See the Quickstart section for the environment setup.

Numba may be installed locally with the following command:

pip install numba -t .

Quickstart

  1. Set up the environment. This repo uses the FCCAnalyses framework. The framework is packaged inside the Key4HEP software stack:
source /cvmfs/sw.hsf.org/key4hep/setup.sh -r 2025-05-29
  1. Run the histmaker: Submit the slurm jobs for each process and each method using the following command: python scripts/generate_analysis_jobs.py.

The script needs to be modified such that the dataset and output paths are correct.

The histmaker scripts produce a ROOT file with histograms for each process and each jet algorithm.

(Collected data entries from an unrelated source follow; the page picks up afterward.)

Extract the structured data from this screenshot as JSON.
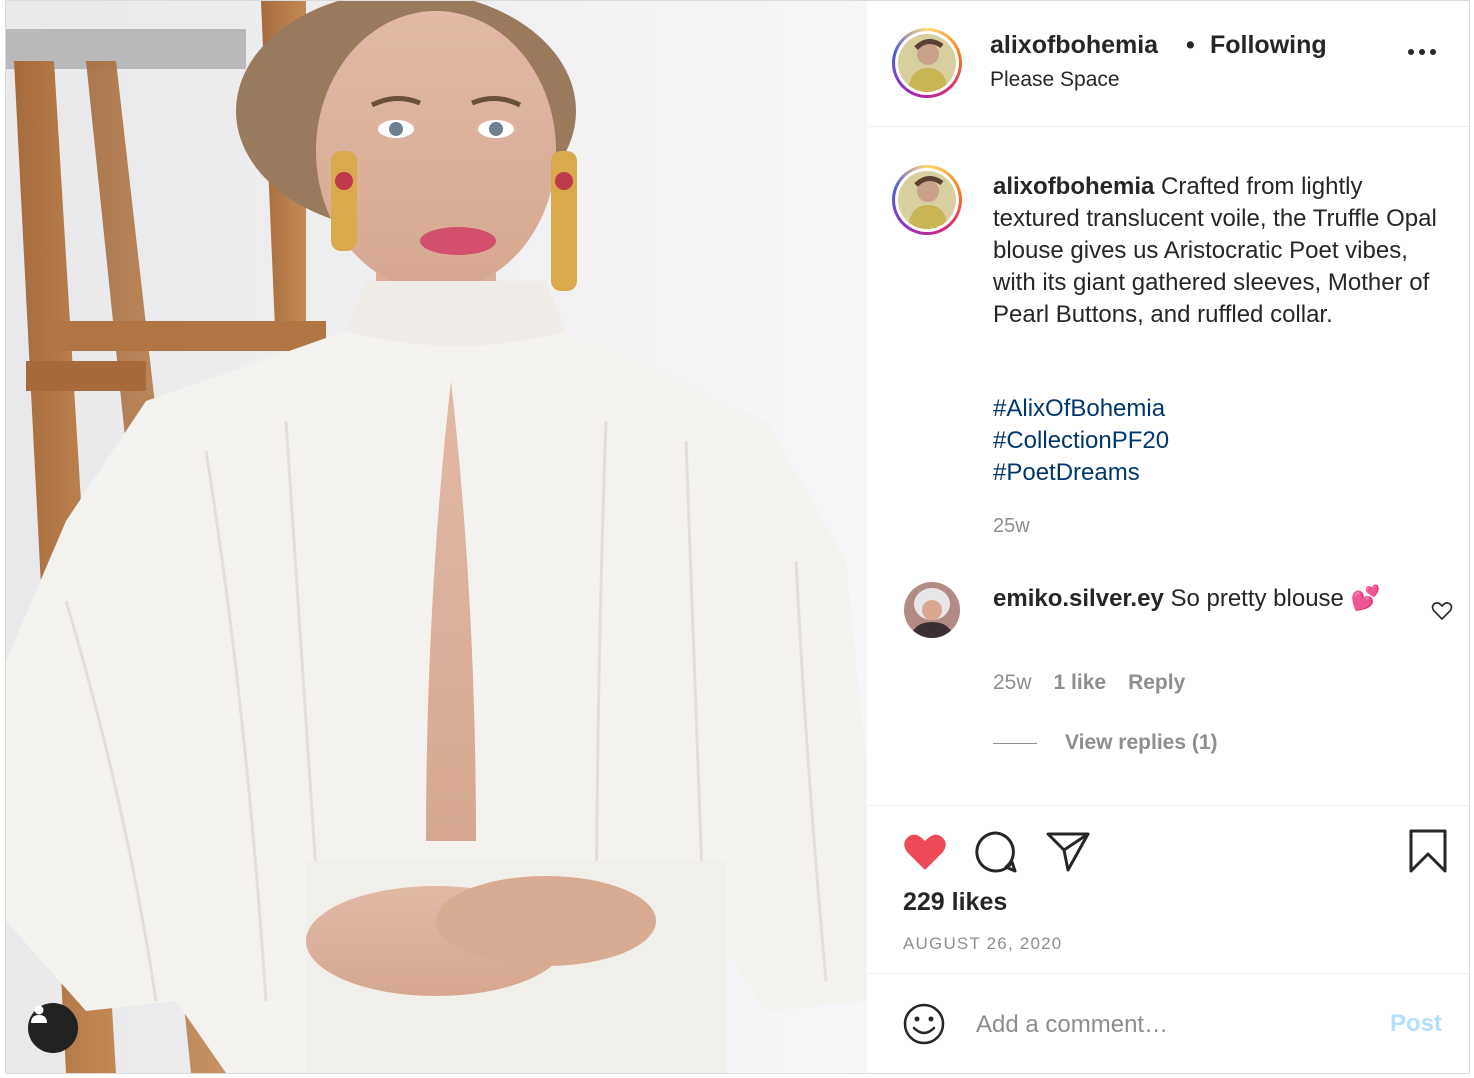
{
  "post": {
    "author": "alixofbohemia",
    "follow_dot": "•",
    "follow_status": "Following",
    "location": "Please Space",
    "caption": {
      "username": "alixofbohemia",
      "text": "Crafted from lightly textured translucent voile, the Truffle Opal blouse gives us Aristocratic Poet vibes, with its giant gathered sleeves, Mother of Pearl Buttons, and ruffled collar.",
      "hashtags": [
        "#AlixOfBohemia",
        "#CollectionPF20",
        "#PoetDreams"
      ],
      "time": "25w"
    },
    "comment": {
      "username": "emiko.silver.ey",
      "text": "So pretty blouse 💕",
      "time": "25w",
      "likes": "1 like",
      "reply_label": "Reply",
      "view_replies": "View replies (1)"
    },
    "likes": "229 likes",
    "date": "AUGUST 26, 2020",
    "add_comment": {
      "placeholder": "Add a comment…",
      "post_label": "Post"
    }
  },
  "icons": {
    "more": "more-options-icon",
    "like": "heart-icon",
    "comment": "comment-icon",
    "share": "share-icon",
    "save": "bookmark-icon",
    "emoji": "emoji-icon",
    "tag_user": "user-tag-icon",
    "comment_like": "heart-outline-icon"
  },
  "colors": {
    "like_active": "#ed4956",
    "hashtag": "#00376b",
    "secondary_text": "#8e8e8e",
    "post_disabled": "#b2dffc"
  }
}
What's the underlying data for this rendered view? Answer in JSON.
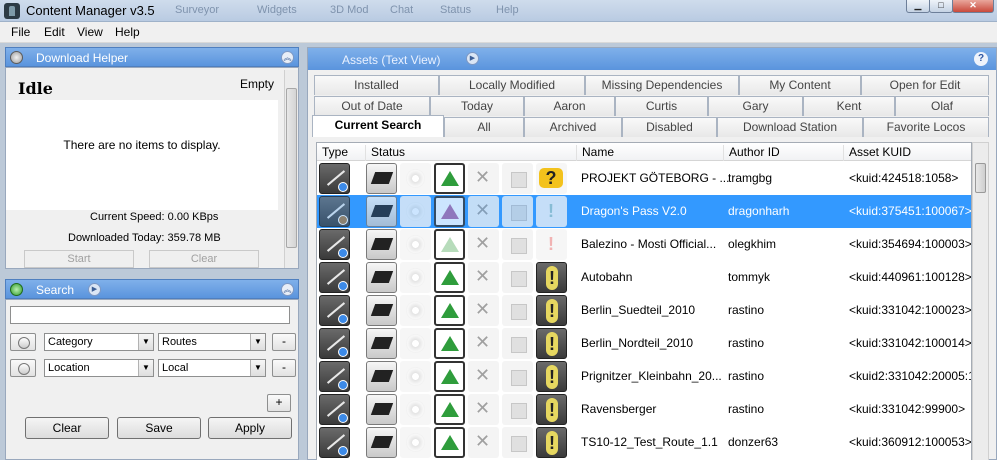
{
  "window": {
    "title": "Content Manager v3.5",
    "ghost_tabs": [
      "Surveyor",
      "Widgets",
      "3D Mod",
      "Chat",
      "Status",
      "Help"
    ]
  },
  "menu": [
    "File",
    "Edit",
    "View",
    "Help"
  ],
  "download_helper": {
    "title": "Download Helper",
    "status": "Idle",
    "queue_state": "Empty",
    "no_items": "There are no items to display.",
    "current_speed": "Current Speed: 0.00 KBps",
    "downloaded_today": "Downloaded Today: 359.78 MB",
    "start_label": "Start",
    "clear_label": "Clear"
  },
  "search": {
    "title": "Search",
    "query": "",
    "criteria": [
      {
        "field": "Category",
        "value": "Routes",
        "remove": "-"
      },
      {
        "field": "Location",
        "value": "Local",
        "remove": "-"
      }
    ],
    "add_label": "+",
    "clear_label": "Clear",
    "save_label": "Save",
    "apply_label": "Apply"
  },
  "assets": {
    "title": "Assets (Text View)",
    "help": "?",
    "tabs_row1": [
      "Installed",
      "Locally Modified",
      "Missing Dependencies",
      "My Content",
      "Open for Edit"
    ],
    "tabs_row2": [
      "Out of Date",
      "Today",
      "Aaron",
      "Curtis",
      "Gary",
      "Kent",
      "Olaf"
    ],
    "tabs_row3": [
      "Current Search",
      "All",
      "Archived",
      "Disabled",
      "Download Station",
      "Favorite Locos"
    ],
    "columns": [
      "Type",
      "Status",
      "Name",
      "Author ID",
      "Asset KUID"
    ],
    "rows": [
      {
        "name": "PROJEKT GÖTEBORG - ...",
        "author": "tramgbg",
        "kuid": "<kuid:424518:1058>",
        "selected": false,
        "warn": "question",
        "faded": false
      },
      {
        "name": "Dragon's Pass V2.0",
        "author": "dragonharh",
        "kuid": "<kuid:375451:100067>",
        "selected": true,
        "warn": "faint",
        "faded": false
      },
      {
        "name": "Balezino - Mosti Official...",
        "author": "olegkhim",
        "kuid": "<kuid:354694:100003>",
        "selected": false,
        "warn": "faint",
        "faded": true
      },
      {
        "name": "Autobahn",
        "author": "tommyk",
        "kuid": "<kuid:440961:100128>",
        "selected": false,
        "warn": "exclaim",
        "faded": false
      },
      {
        "name": "Berlin_Suedteil_2010",
        "author": "rastino",
        "kuid": "<kuid:331042:100023>",
        "selected": false,
        "warn": "exclaim",
        "faded": false
      },
      {
        "name": "Berlin_Nordteil_2010",
        "author": "rastino",
        "kuid": "<kuid:331042:100014>",
        "selected": false,
        "warn": "exclaim",
        "faded": false
      },
      {
        "name": "Prignitzer_Kleinbahn_20...",
        "author": "rastino",
        "kuid": "<kuid2:331042:20005:1",
        "selected": false,
        "warn": "exclaim",
        "faded": false
      },
      {
        "name": "Ravensberger",
        "author": "rastino",
        "kuid": "<kuid:331042:99900>",
        "selected": false,
        "warn": "exclaim",
        "faded": false
      },
      {
        "name": "TS10-12_Test_Route_1.1",
        "author": "donzer63",
        "kuid": "<kuid:360912:100053>",
        "selected": false,
        "warn": "exclaim",
        "faded": false
      }
    ]
  }
}
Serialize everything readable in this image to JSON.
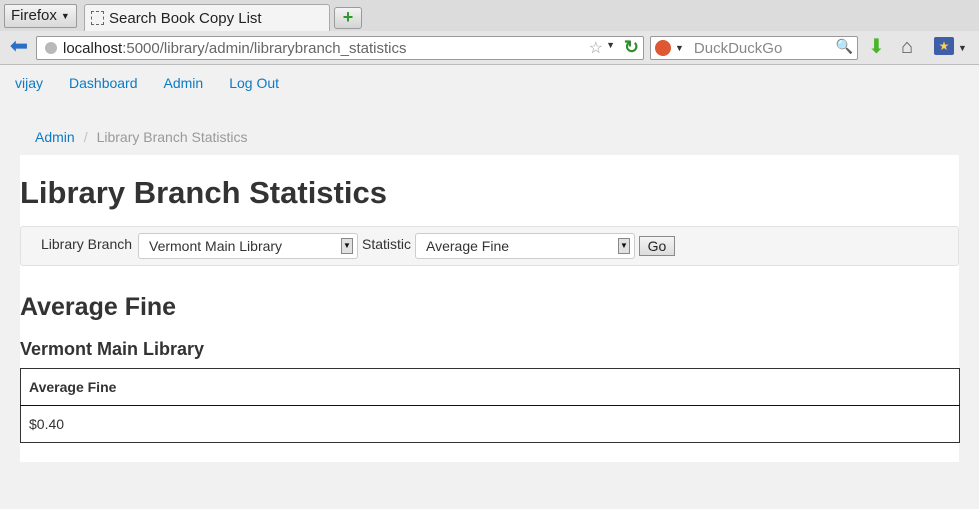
{
  "browser": {
    "menu_label": "Firefox",
    "tab_title": "Search Book Copy List",
    "new_tab_label": "+",
    "url_host": "localhost",
    "url_path": ":5000/library/admin/librarybranch_statistics",
    "search_placeholder": "DuckDuckGo"
  },
  "topnav": {
    "items": [
      "vijay",
      "Dashboard",
      "Admin",
      "Log Out"
    ]
  },
  "breadcrumb": {
    "link": "Admin",
    "separator": "/",
    "current": "Library Branch Statistics"
  },
  "main": {
    "title": "Library Branch Statistics",
    "form": {
      "branch_label": "Library Branch",
      "branch_value": "Vermont Main Library",
      "statistic_label": "Statistic",
      "statistic_value": "Average Fine",
      "go_label": "Go"
    },
    "section_title": "Average Fine",
    "sub_title": "Vermont Main Library",
    "table": {
      "header": "Average Fine",
      "value": "$0.40"
    }
  },
  "icons": {
    "accent_link": "#0d7ac3",
    "download_color": "#4ab52a"
  }
}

To see all the options of the histmaker command, simply run the command without any arguments:

fccanalysis run src/histmaker.py

Instead of running the histmaker, you can also use pre-computed histograms available at https://cernbox.cern.ch/s/QM81dj4GeMWP03Q.

  1. Run the plotting scripts:
bash scripts/create_plots.sh $PATH_TO_HISTOGRAMS

The create_plots.sh script computes energy resolution plots and produces detailed plots of different jet-level and event-level metrics for each folder in PATH_TO_HISTOGRAMS (each clustering method).

Dataset

Processes

Detector effects are simulated using the IDEA Delphes card.

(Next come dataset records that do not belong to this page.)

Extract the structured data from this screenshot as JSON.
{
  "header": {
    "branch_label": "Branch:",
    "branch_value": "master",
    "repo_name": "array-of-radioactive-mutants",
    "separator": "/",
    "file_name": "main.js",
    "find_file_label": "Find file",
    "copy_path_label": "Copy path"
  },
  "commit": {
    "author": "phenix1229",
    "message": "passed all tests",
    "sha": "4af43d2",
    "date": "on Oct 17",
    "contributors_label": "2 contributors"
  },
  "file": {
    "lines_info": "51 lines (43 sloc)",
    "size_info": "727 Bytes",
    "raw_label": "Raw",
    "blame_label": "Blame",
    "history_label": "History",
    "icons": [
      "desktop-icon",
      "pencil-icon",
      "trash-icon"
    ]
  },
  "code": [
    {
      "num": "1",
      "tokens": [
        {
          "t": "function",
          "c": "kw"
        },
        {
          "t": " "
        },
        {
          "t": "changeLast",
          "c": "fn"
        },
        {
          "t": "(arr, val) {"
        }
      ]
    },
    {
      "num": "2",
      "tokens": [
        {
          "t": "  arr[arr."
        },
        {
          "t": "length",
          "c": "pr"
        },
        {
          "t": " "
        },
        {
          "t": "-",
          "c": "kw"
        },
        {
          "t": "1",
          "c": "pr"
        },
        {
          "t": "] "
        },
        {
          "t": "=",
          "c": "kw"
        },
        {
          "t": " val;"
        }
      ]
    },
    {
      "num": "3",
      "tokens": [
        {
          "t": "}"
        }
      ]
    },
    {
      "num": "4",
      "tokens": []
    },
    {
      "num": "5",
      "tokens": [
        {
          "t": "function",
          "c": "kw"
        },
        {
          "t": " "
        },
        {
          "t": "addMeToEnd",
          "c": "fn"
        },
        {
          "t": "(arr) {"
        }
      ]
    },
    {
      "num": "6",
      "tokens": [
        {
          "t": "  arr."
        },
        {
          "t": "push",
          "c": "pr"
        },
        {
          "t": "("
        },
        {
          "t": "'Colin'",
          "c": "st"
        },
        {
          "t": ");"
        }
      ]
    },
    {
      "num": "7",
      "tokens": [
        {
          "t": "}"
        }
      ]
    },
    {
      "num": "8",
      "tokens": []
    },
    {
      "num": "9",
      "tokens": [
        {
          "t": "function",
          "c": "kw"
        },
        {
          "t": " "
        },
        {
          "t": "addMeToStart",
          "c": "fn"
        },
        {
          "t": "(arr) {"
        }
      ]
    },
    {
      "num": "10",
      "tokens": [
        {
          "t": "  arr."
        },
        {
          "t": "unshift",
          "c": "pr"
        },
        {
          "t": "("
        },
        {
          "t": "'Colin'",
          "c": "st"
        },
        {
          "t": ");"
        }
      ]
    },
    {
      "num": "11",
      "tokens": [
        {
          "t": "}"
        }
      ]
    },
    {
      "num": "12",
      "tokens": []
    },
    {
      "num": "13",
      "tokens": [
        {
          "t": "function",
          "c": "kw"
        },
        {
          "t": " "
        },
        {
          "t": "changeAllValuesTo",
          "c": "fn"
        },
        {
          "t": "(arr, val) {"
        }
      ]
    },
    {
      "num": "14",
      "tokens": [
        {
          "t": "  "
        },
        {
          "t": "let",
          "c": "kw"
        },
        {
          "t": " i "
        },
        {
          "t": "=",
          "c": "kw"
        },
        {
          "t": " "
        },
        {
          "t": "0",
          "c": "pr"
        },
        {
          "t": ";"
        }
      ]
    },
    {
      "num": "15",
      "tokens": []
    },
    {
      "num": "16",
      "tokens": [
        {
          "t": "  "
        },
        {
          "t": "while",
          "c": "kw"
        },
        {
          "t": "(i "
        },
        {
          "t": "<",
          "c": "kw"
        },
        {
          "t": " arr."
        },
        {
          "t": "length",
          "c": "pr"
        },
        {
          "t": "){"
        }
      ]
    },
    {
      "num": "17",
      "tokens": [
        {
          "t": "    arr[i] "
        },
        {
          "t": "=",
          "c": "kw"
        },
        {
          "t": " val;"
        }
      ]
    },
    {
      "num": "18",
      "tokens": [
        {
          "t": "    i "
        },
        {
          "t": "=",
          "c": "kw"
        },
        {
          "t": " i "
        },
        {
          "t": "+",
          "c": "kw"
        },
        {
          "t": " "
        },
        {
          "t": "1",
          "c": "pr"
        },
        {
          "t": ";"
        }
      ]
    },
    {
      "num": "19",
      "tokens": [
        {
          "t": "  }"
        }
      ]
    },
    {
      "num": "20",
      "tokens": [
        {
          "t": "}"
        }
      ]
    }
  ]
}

The following processes are simulated at $\sqrt{s} = 240$ GeV using Pythia8 and Delphes:

Process Number of jets in final state
Z(→qq)H(→WW→qqqq) (p8_ee_ZH_6jet_ecm240) (all flavours) 6
Z(→bb)H(→WW→bqbq) (p8_ee_ZH_6jet_HF_ecm240) 6
Z(→qq)H(→WW→qqqq) (p8_ee_ZH_6jet_LF_ecm240) 6
Z(→bb)H(→bb) (p8_ee_ZH_bbbb_ecm240) 4
Z(→qq)H(→bb) (p8_ee_ZH_qqbb_ecm240) 4
Z(→bb)H(→gg) (p8_ee_ZH_bbgg_ecm240) 4
Z(→qq)H(→gg) (p8_ee_ZH_qqgg_ecm240) 4
Z(→qq)H(→qq) (p8_ee_ZH_qqqq_ecm240) 4
Z(→νν)H(→bb) (p8_ee_ZH_vvbb_ecm240) 2
Z(→νν)H(→gg) (p8_ee_ZH_vvgg_ecm240) 2
Z(→νν)H(→qq) (p8_ee_ZH_vvqq_ecm240) 2

Unless noted otherwise, q stands for all light quark flavours (u, d, s, c). The dataset contains 5.05 million samples for each process.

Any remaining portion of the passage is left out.